A project log for PEAC Pisano with End-Around Carry algorithm

Add X to Y and Y to X, says the song. And carry on.

yann-guidon-ygdesYann Guidon / YGDES 12/18/2022 at 01:180 Comments

Have a look at N00N protocol : Header and payload checksums with PEAC !

To the curious, the first actual use of PEAC in a protocol is a scrambler for digital radio coms. But packet checksum is the application for which PEAC was initially developed.

There are 2 cases, both using 16-bit words :

  1. Header : 5 words (80 bits) are checksummed into 1 word (16 bits), giving a 20% overhead that should still cover the great majority of cases, since normally, error probability is proportional to the size of the data to protect. Here, the 96 bits should be quite safe and we should run actual Hamming distance tests.
    Note 1 : a higher overhead is OK for such a small structure, particularly because it is part of "parsing" the continuous stream and it is part of the resynchronisation process.

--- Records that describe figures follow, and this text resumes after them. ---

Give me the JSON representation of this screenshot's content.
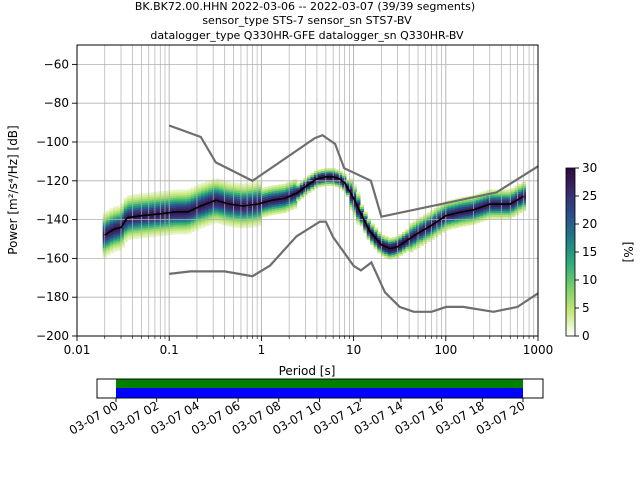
{
  "title": {
    "line1": "BK.BK72.00.HHN   2022-03-06 -- 2022-03-07  (39/39 segments)",
    "line2": "sensor_type STS-7 sensor_sn STS7-BV",
    "line3": "datalogger_type Q330HR-GFE datalogger_sn Q330HR-BV"
  },
  "chart_data": {
    "type": "heatmap",
    "subtype": "probabilistic power spectral density",
    "xlabel": "Period [s]",
    "ylabel": "Power [m²/s⁴/Hz] [dB]",
    "xscale": "log",
    "xlim": [
      0.01,
      1000
    ],
    "ylim": [
      -200,
      -50
    ],
    "x_ticks": [
      {
        "value": 0.01,
        "label": "0.01"
      },
      {
        "value": 0.1,
        "label": "0.1"
      },
      {
        "value": 1,
        "label": "1"
      },
      {
        "value": 10,
        "label": "10"
      },
      {
        "value": 100,
        "label": "100"
      },
      {
        "value": 1000,
        "label": "1000"
      }
    ],
    "y_ticks": [
      {
        "value": -60,
        "label": "−60"
      },
      {
        "value": -80,
        "label": "−80"
      },
      {
        "value": -100,
        "label": "−100"
      },
      {
        "value": -120,
        "label": "−120"
      },
      {
        "value": -140,
        "label": "−140"
      },
      {
        "value": -160,
        "label": "−160"
      },
      {
        "value": -180,
        "label": "−180"
      },
      {
        "value": -200,
        "label": "−200"
      }
    ],
    "grid": true,
    "colorbar": {
      "label": "[%]",
      "range": [
        0,
        30
      ],
      "ticks": [
        "0",
        "5",
        "10",
        "15",
        "20",
        "25",
        "30"
      ],
      "colormap": [
        "#ffffff",
        "#c6e97a",
        "#7cd06a",
        "#2fae7a",
        "#1f7f86",
        "#2c4f8a",
        "#3a2a6e",
        "#2b0a3d"
      ]
    },
    "colors": {
      "noise_model": "#6e6e6e",
      "mode": "#000000",
      "grid": "#b0b0b0"
    },
    "high_noise_model": {
      "period": [
        0.1,
        0.22,
        0.32,
        0.8,
        3.8,
        4.6,
        6.3,
        7.9,
        15.4,
        20,
        354.8,
        1000
      ],
      "power": [
        -91.5,
        -97.4,
        -110.5,
        -120,
        -98,
        -96.5,
        -101,
        -113.5,
        -120,
        -138.5,
        -126,
        -112.5
      ]
    },
    "low_noise_model": {
      "period": [
        0.1,
        0.17,
        0.4,
        0.8,
        1.24,
        2.4,
        4.3,
        5,
        6,
        10,
        12,
        15.6,
        21.9,
        31.6,
        45,
        70,
        101,
        154,
        328,
        600,
        1000
      ],
      "power": [
        -168,
        -166.7,
        -166.7,
        -169.2,
        -163.7,
        -148.6,
        -141.1,
        -141.1,
        -149,
        -163.8,
        -166.2,
        -162.1,
        -177.5,
        -185,
        -187.5,
        -187.5,
        -185,
        -185,
        -187.5,
        -185,
        -178
      ]
    },
    "mode_curve": {
      "period": [
        0.02,
        0.025,
        0.03,
        0.035,
        0.05,
        0.08,
        0.12,
        0.16,
        0.22,
        0.32,
        0.45,
        0.63,
        0.9,
        1.3,
        1.8,
        2.5,
        3.2,
        4,
        5,
        6,
        7,
        8,
        10,
        12,
        15,
        20,
        25,
        30,
        40,
        50,
        70,
        100,
        150,
        200,
        300,
        500,
        700
      ],
      "power": [
        -148,
        -145,
        -144,
        -139,
        -138,
        -137,
        -136,
        -136,
        -133,
        -130,
        -132,
        -133,
        -132,
        -130,
        -129,
        -126,
        -122,
        -119,
        -118,
        -118,
        -119,
        -121,
        -129,
        -137,
        -146,
        -153,
        -155,
        -154,
        -150,
        -147,
        -143,
        -138,
        -136,
        -135,
        -132,
        -132,
        -128
      ]
    },
    "data_coverage": {
      "ticks": [
        "03-07 00",
        "03-07 02",
        "03-07 04",
        "03-07 06",
        "03-07 08",
        "03-07 10",
        "03-07 12",
        "03-07 14",
        "03-07 16",
        "03-07 18",
        "03-07 20"
      ],
      "bars": [
        {
          "color": "#008000",
          "row": "top"
        },
        {
          "color": "#0000ff",
          "row": "bottom"
        }
      ]
    }
  }
}
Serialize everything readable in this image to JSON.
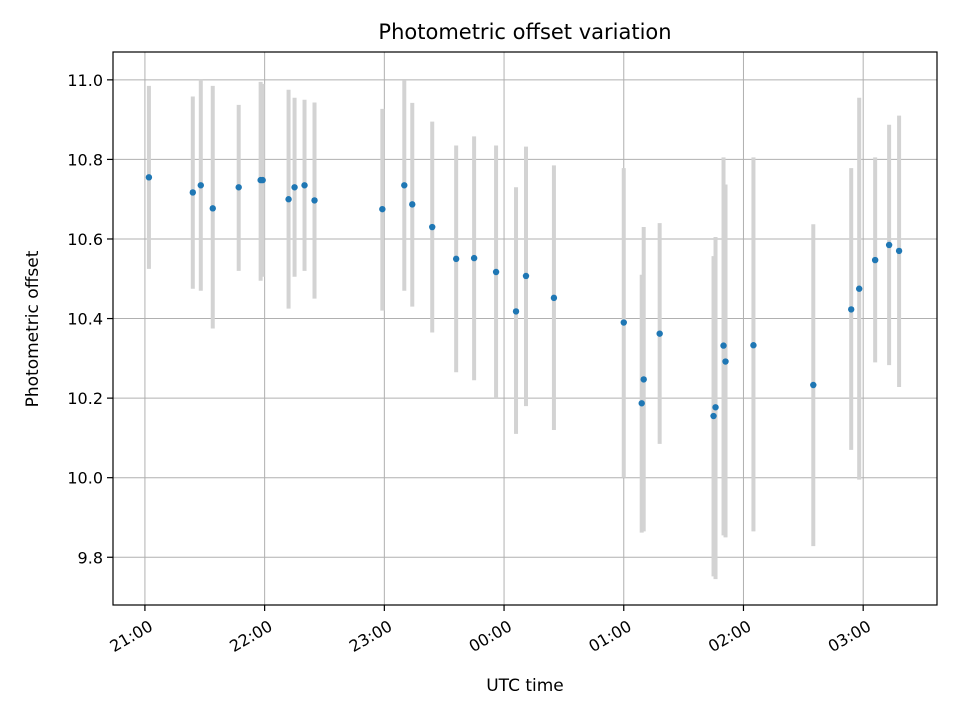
{
  "chart_data": {
    "type": "scatter",
    "title": "Photometric offset variation",
    "xlabel": "UTC time",
    "ylabel": "Photometric offset",
    "x_axis_type": "time",
    "xlim": [
      "20:44",
      "03:37"
    ],
    "ylim": [
      9.68,
      11.07
    ],
    "grid": true,
    "x_ticks": [
      "21:00",
      "22:00",
      "23:00",
      "00:00",
      "01:00",
      "02:00",
      "03:00"
    ],
    "y_ticks": [
      "9.8",
      "10.0",
      "10.2",
      "10.4",
      "10.6",
      "10.8",
      "11.0"
    ],
    "marker_color": "#1f77b4",
    "errorbar_color": "#d3d3d3",
    "points": [
      {
        "x": "21:02",
        "y": 10.755,
        "ylow": 10.525,
        "yhigh": 10.985
      },
      {
        "x": "21:24",
        "y": 10.717,
        "ylow": 10.475,
        "yhigh": 10.958
      },
      {
        "x": "21:28",
        "y": 10.735,
        "ylow": 10.47,
        "yhigh": 11.002
      },
      {
        "x": "21:34",
        "y": 10.677,
        "ylow": 10.375,
        "yhigh": 10.985
      },
      {
        "x": "21:47",
        "y": 10.73,
        "ylow": 10.52,
        "yhigh": 10.937
      },
      {
        "x": "21:58",
        "y": 10.748,
        "ylow": 10.495,
        "yhigh": 10.995
      },
      {
        "x": "21:59",
        "y": 10.748,
        "ylow": 10.505,
        "yhigh": 10.99
      },
      {
        "x": "22:12",
        "y": 10.7,
        "ylow": 10.425,
        "yhigh": 10.975
      },
      {
        "x": "22:15",
        "y": 10.73,
        "ylow": 10.505,
        "yhigh": 10.955
      },
      {
        "x": "22:20",
        "y": 10.735,
        "ylow": 10.52,
        "yhigh": 10.95
      },
      {
        "x": "22:25",
        "y": 10.697,
        "ylow": 10.45,
        "yhigh": 10.943
      },
      {
        "x": "22:59",
        "y": 10.675,
        "ylow": 10.42,
        "yhigh": 10.927
      },
      {
        "x": "23:10",
        "y": 10.735,
        "ylow": 10.47,
        "yhigh": 10.998
      },
      {
        "x": "23:14",
        "y": 10.687,
        "ylow": 10.43,
        "yhigh": 10.942
      },
      {
        "x": "23:24",
        "y": 10.63,
        "ylow": 10.365,
        "yhigh": 10.895
      },
      {
        "x": "23:36",
        "y": 10.55,
        "ylow": 10.265,
        "yhigh": 10.835
      },
      {
        "x": "23:45",
        "y": 10.552,
        "ylow": 10.245,
        "yhigh": 10.858
      },
      {
        "x": "23:56",
        "y": 10.517,
        "ylow": 10.2,
        "yhigh": 10.835
      },
      {
        "x": "00:06",
        "y": 10.418,
        "ylow": 10.11,
        "yhigh": 10.73
      },
      {
        "x": "00:11",
        "y": 10.507,
        "ylow": 10.18,
        "yhigh": 10.832
      },
      {
        "x": "00:25",
        "y": 10.452,
        "ylow": 10.12,
        "yhigh": 10.785
      },
      {
        "x": "01:00",
        "y": 10.39,
        "ylow": 10.0,
        "yhigh": 10.778
      },
      {
        "x": "01:09",
        "y": 10.187,
        "ylow": 9.862,
        "yhigh": 10.51
      },
      {
        "x": "01:10",
        "y": 10.247,
        "ylow": 9.865,
        "yhigh": 10.63
      },
      {
        "x": "01:18",
        "y": 10.362,
        "ylow": 10.085,
        "yhigh": 10.64
      },
      {
        "x": "01:45",
        "y": 10.155,
        "ylow": 9.752,
        "yhigh": 10.557
      },
      {
        "x": "01:46",
        "y": 10.177,
        "ylow": 9.745,
        "yhigh": 10.605
      },
      {
        "x": "01:50",
        "y": 10.332,
        "ylow": 9.855,
        "yhigh": 10.805
      },
      {
        "x": "01:51",
        "y": 10.292,
        "ylow": 9.85,
        "yhigh": 10.737
      },
      {
        "x": "02:05",
        "y": 10.333,
        "ylow": 9.865,
        "yhigh": 10.805
      },
      {
        "x": "02:35",
        "y": 10.233,
        "ylow": 9.828,
        "yhigh": 10.637
      },
      {
        "x": "02:54",
        "y": 10.423,
        "ylow": 10.07,
        "yhigh": 10.778
      },
      {
        "x": "02:58",
        "y": 10.475,
        "ylow": 9.995,
        "yhigh": 10.955
      },
      {
        "x": "03:06",
        "y": 10.547,
        "ylow": 10.29,
        "yhigh": 10.805
      },
      {
        "x": "03:13",
        "y": 10.585,
        "ylow": 10.283,
        "yhigh": 10.887
      },
      {
        "x": "03:18",
        "y": 10.57,
        "ylow": 10.228,
        "yhigh": 10.91
      }
    ]
  }
}
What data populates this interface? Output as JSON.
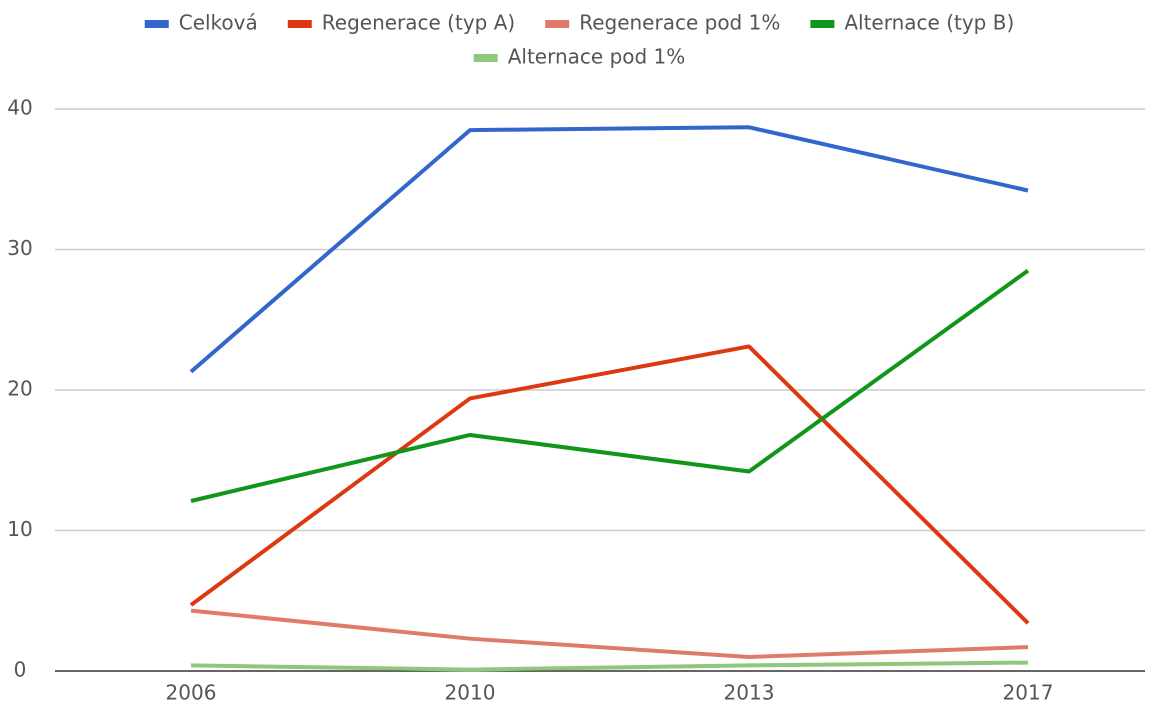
{
  "chart_data": {
    "type": "line",
    "categories": [
      "2006",
      "2010",
      "2013",
      "2017"
    ],
    "series": [
      {
        "name": "Celková",
        "color": "#3366cc",
        "values": [
          21.3,
          38.5,
          38.7,
          34.2
        ]
      },
      {
        "name": "Regenerace (typ A)",
        "color": "#dc3912",
        "values": [
          4.7,
          19.4,
          23.1,
          3.4
        ]
      },
      {
        "name": "Regenerace pod 1%",
        "color": "#e07b6b",
        "values": [
          4.3,
          2.3,
          1.0,
          1.7
        ]
      },
      {
        "name": "Alternace (typ B)",
        "color": "#109618",
        "values": [
          12.1,
          16.8,
          14.2,
          28.5
        ]
      },
      {
        "name": "Alternace pod 1%",
        "color": "#8dc87c",
        "values": [
          0.4,
          0.1,
          0.4,
          0.6
        ]
      }
    ],
    "ylim": [
      0,
      40
    ],
    "yticks": [
      0,
      10,
      20,
      30,
      40
    ],
    "grid": true,
    "legend": "top"
  }
}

Unlike MIDI (which uses the MSB of the bytes) or MPEG (that uses the value FF as a dlimiter) N00N has no inband/outofband signaling and must rely on pattern matching to detect the start of a valid packet. Adding 2 bytes of checksum increases (by 64Ki times) the chance to reject coincidences that could appear inside or outside of a packet. Further filtering (by ID, type, flags etc.) helps reject even more malformed or desynchronised packets.
    Note 2 : the checksum protects the payload size field.
    The fixed size allows a dedicated implementation that saves some instruction in the beginning and the end of the routine, by propagating invariants. Handy !
  2. Payload : variable size, that could reach up to 256Ki bytes, so the full output of the checksum (32 bits) is used. Normally messages should weigh around 200 bytes, or 50 pairs of 32-bit words. That's 2% overhead. Up to 4KiB is OK in theory though pretty unlikely. The checksum and the protocol are optimised for pairs of 16-bit words so they are very easy to manage and handle, with the least corner cases possible. I'm pretty proud of this "clean" reference implementation though some platforms can benefit from particular optimisations.

In both versions, I use the 3-variable code. It uses 2 operations to manage the carry for every 16-bit word. They may look overkill and may not affect the result as much, though this is a key difference between PEAC and other checksums (Fletcher in particular). Without these 2 operations (shift and mask that can execute simultaneously) the efficiency would drop, as some errors would not be distinguishable.